Partly it’s about aligning the technology. So you have the editorial team who use video player technology to upload videos, embed them, and use video insights to create metadata and generate recommendations. But then our tech also works to increase the value of that content, by giving the revenue team the ability to sell it using that contextual data.
So that’s our Elements product. Then there’s our Playspace product, which is for publishers which don’t have their own video content. Placespace automatically generates a video experience based on assets that we take from the publisher’s website. It identifies text and images and so on to create video content which is a ‘stories’ like experience, similar to what you’d see on Instagram and Snapchat.
And again, with that product we’re bringing a contextually relevant experience to a page, which adds value editorially, but then also helping to monetise it with ads.
You cater both to publishers who have invested heavily in their own video, and to those without any video content. Are you seeing an overall trend right now, of either more publishers investing in their own video content, or more publishers pulling back and relying on syndicated or automatically generated content?
It’s hard to pick out overall trends. We work with more than 200 publishers and our tech runs across more than 5,000 different sites, and each of them have their own specific problems they’re facing. Whenever we start working with a publisher, the first question we ask them is what their video strategy looks like, and what the current pain points are. Then we can tailor a solution from there.
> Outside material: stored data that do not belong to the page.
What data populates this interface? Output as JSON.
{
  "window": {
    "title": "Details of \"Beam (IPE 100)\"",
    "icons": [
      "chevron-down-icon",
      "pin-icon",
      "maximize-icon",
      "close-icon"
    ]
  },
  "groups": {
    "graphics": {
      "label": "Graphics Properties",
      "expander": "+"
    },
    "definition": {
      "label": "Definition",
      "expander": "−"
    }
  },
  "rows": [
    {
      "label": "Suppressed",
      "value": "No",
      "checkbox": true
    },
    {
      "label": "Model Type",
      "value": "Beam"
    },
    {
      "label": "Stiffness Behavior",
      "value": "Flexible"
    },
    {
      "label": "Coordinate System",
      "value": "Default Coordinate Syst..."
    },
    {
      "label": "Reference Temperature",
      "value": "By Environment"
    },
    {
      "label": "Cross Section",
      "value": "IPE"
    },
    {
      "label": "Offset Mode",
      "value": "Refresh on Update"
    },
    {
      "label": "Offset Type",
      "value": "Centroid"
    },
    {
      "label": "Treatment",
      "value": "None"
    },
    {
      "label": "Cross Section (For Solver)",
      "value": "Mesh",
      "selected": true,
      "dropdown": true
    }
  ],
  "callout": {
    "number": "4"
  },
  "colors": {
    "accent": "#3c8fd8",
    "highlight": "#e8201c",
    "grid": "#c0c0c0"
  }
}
I would say though that we’re definitely seeing more publishers investing in creating video content. One of or most recent product launched was around content creation, and was designed to help publishers scale up video production, because we are seeing more and more publishers investing in creating video content.
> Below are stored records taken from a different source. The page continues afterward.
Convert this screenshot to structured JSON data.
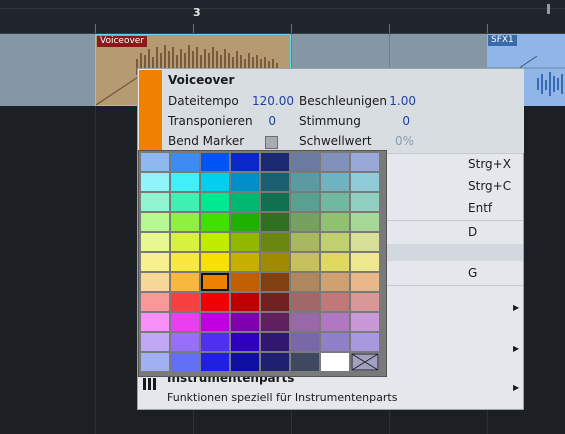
{
  "ruler": {
    "bar_number": "3"
  },
  "events": {
    "voiceover": {
      "name": "Voiceover",
      "color": "#b69b72"
    },
    "sfx": {
      "name": "SFX1",
      "color": "#8fb6e6"
    }
  },
  "menu": {
    "title": "Voiceover",
    "accent_color": "#f08000",
    "props": {
      "dateitempo_label": "Dateitempo",
      "dateitempo_value": "120.00",
      "beschleunigen_label": "Beschleunigen",
      "beschleunigen_value": "1.00",
      "transponieren_label": "Transponieren",
      "transponieren_value": "0",
      "stimmung_label": "Stimmung",
      "stimmung_value": "0",
      "bend_marker_label": "Bend Marker",
      "schwellwert_label": "Schwellwert",
      "schwellwert_value": "0%"
    },
    "shortcuts": [
      "Strg+X",
      "Strg+C",
      "Entf",
      "D",
      "G"
    ],
    "instrument_title": "Instrumentenparts",
    "instrument_desc": "Funktionen speziell für Instrumentenparts",
    "submenu_icon": "triangle-right-icon"
  },
  "palette": {
    "rows": [
      [
        "#8fb8f0",
        "#3d8cf2",
        "#0054f4",
        "#0a28c8",
        "#1a2a70",
        "#6a7aa0",
        "#8092bc",
        "#98a8d8"
      ],
      [
        "#90f4fa",
        "#40f0f8",
        "#00d0ee",
        "#0090c8",
        "#1a6070",
        "#5a9aa0",
        "#70b2c0",
        "#90ccd8"
      ],
      [
        "#90f4d0",
        "#40f0b0",
        "#00e890",
        "#00b870",
        "#107050",
        "#5aa090",
        "#70b8a0",
        "#90d0c0"
      ],
      [
        "#b8f890",
        "#90f040",
        "#40e000",
        "#20b000",
        "#307020",
        "#78a060",
        "#90c070",
        "#a8d898"
      ],
      [
        "#e8f890",
        "#d8f040",
        "#c0ec00",
        "#90b800",
        "#6a8810",
        "#a8b860",
        "#c0d070",
        "#d8e098"
      ],
      [
        "#f8f090",
        "#f8e840",
        "#f8e000",
        "#c8b000",
        "#a08a00",
        "#c8c060",
        "#e0d860",
        "#f0e890"
      ],
      [
        "#f8d898",
        "#f8b840",
        "#f08000",
        "#c06000",
        "#804010",
        "#b08860",
        "#d0a070",
        "#e8b888"
      ],
      [
        "#f89898",
        "#f84040",
        "#f00000",
        "#c00000",
        "#702020",
        "#a06868",
        "#c07878",
        "#d89898"
      ],
      [
        "#f890f8",
        "#e840f0",
        "#c000e0",
        "#8000b0",
        "#602060",
        "#9868a8",
        "#b078c0",
        "#c898d8"
      ],
      [
        "#c0a8f8",
        "#9870f8",
        "#5030f0",
        "#3000c0",
        "#301870",
        "#7868a8",
        "#9080c8",
        "#a898e0"
      ],
      [
        "#a0b0f0",
        "#6070f0",
        "#2020e0",
        "#1010a0",
        "#202070",
        "#404860",
        "#ffffff",
        "#a0a0c0"
      ]
    ],
    "selected": [
      6,
      2
    ],
    "none_icon": "no-color-icon"
  }
}
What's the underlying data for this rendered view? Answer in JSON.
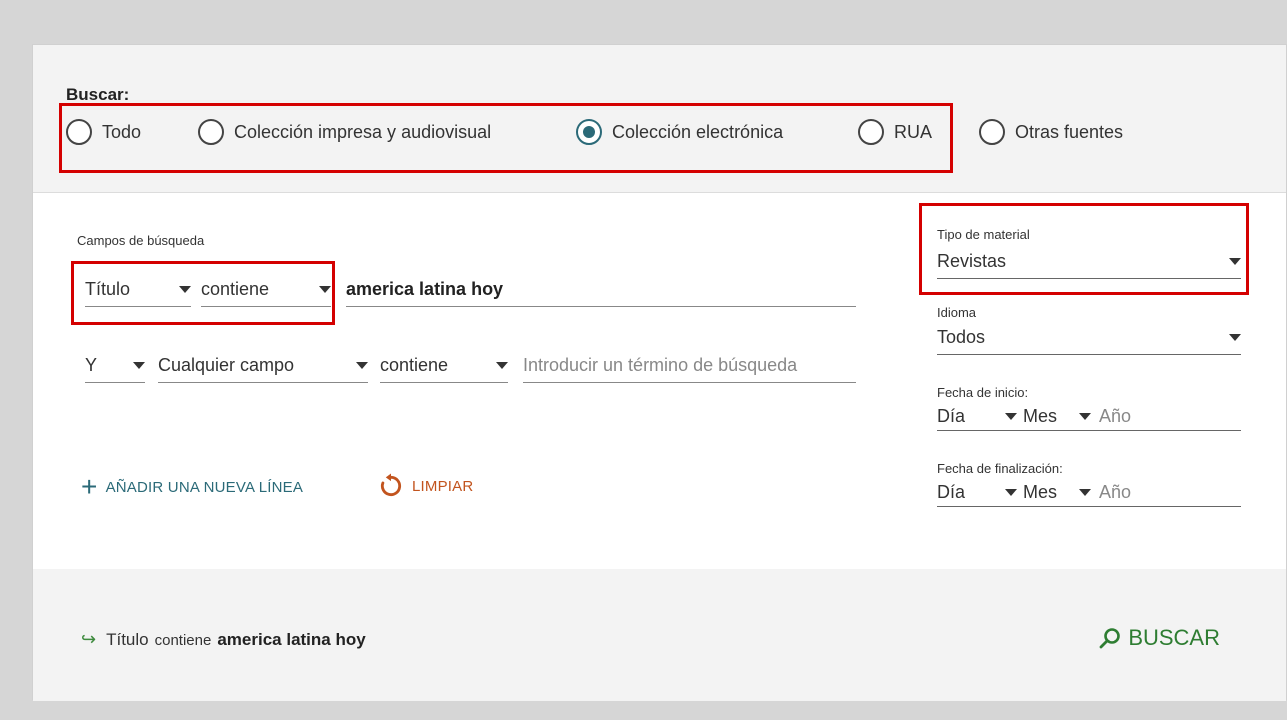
{
  "search_scope": {
    "label": "Buscar:",
    "options": [
      {
        "label": "Todo",
        "checked": false
      },
      {
        "label": "Colección impresa y audiovisual",
        "checked": false
      },
      {
        "label": "Colección electrónica",
        "checked": true
      },
      {
        "label": "RUA",
        "checked": false
      },
      {
        "label": "Otras fuentes",
        "checked": false
      }
    ]
  },
  "fields": {
    "label": "Campos de búsqueda",
    "row1": {
      "field": "Título",
      "operator": "contiene",
      "value": "america latina hoy"
    },
    "row2": {
      "boolean": "Y",
      "field": "Cualquier campo",
      "operator": "contiene",
      "placeholder": "Introducir un término de búsqueda"
    }
  },
  "actions": {
    "add_line": "AÑADIR UNA NUEVA LÍNEA",
    "clear": "LIMPIAR"
  },
  "filters": {
    "material_label": "Tipo de material",
    "material_value": "Revistas",
    "language_label": "Idioma",
    "language_value": "Todos",
    "start_label": "Fecha de inicio:",
    "end_label": "Fecha de finalización:",
    "day": "Día",
    "month": "Mes",
    "year": "Año"
  },
  "summary": {
    "field": "Título",
    "operator": "contiene",
    "value": "america latina hoy"
  },
  "search_button": "BUSCAR",
  "colors": {
    "accent": "#2b6a78",
    "highlight": "#d40000",
    "search": "#2e7d32",
    "clear": "#c2541e"
  }
}
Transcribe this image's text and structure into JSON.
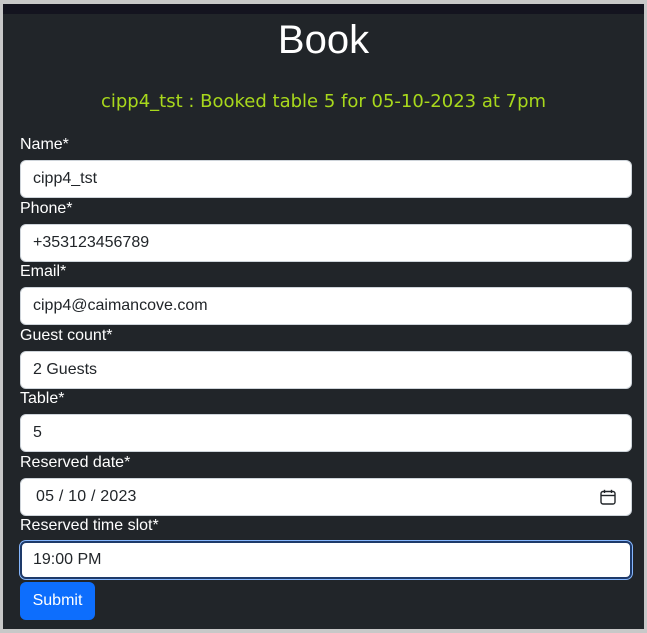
{
  "page": {
    "title": "Book",
    "status_message": "cipp4_tst : Booked table 5 for 05-10-2023 at 7pm"
  },
  "form": {
    "name": {
      "label": "Name*",
      "value": "cipp4_tst"
    },
    "phone": {
      "label": "Phone*",
      "value": "+353123456789"
    },
    "email": {
      "label": "Email*",
      "value": "cipp4@caimancove.com"
    },
    "guest_count": {
      "label": "Guest count*",
      "value": "2 Guests"
    },
    "table": {
      "label": "Table*",
      "value": "5"
    },
    "reserved_date": {
      "label": "Reserved date*",
      "value": "05 / 10 / 2023",
      "icon": "calendar-icon"
    },
    "reserved_time": {
      "label": "Reserved time slot*",
      "value": "19:00 PM"
    },
    "submit_label": "Submit"
  },
  "colors": {
    "background": "#212529",
    "status_text": "#a8d81c",
    "submit_button": "#0d6efd",
    "focus_border": "#1e3a6a"
  }
}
But the same issues still remain, creating video content is very expensive and it often has a very short shelf life. Think about a sports broadcaster which needs to create a daily summary of every NBA game. That’s a lot of content every day. So that’s something we’re working on now – where we’re helping publishers to create templates and connecting them to different data sources, and then our platform can help create different versions of similar video. With that NBA example, they might want a template where it’s the same video, but updated with different scores and different highlights from different games.
And that’s definitely a trend right now. As publishers move more and more into creation, they’re looking for tools which can help them speed up and scale up that process.
Lastly, congratulations on the investment! What are your post-investment plans?
So far since the beginning we’ve been fully focused on the US market. We had plans for international expansion which were supposed to start just before COVID, which were going to begin in the UK, but we had to postpone those.
But now in the post-COVID era and with this investment, one of the first things we want to do is start that international expansion. We’ll be opening offices in different locations, similar to what we’ve done in the UK.
And M&A will be a part of that too. If there are companies with similar tech and good clients which are dominant in specific markets, that might help us enter those markets faster.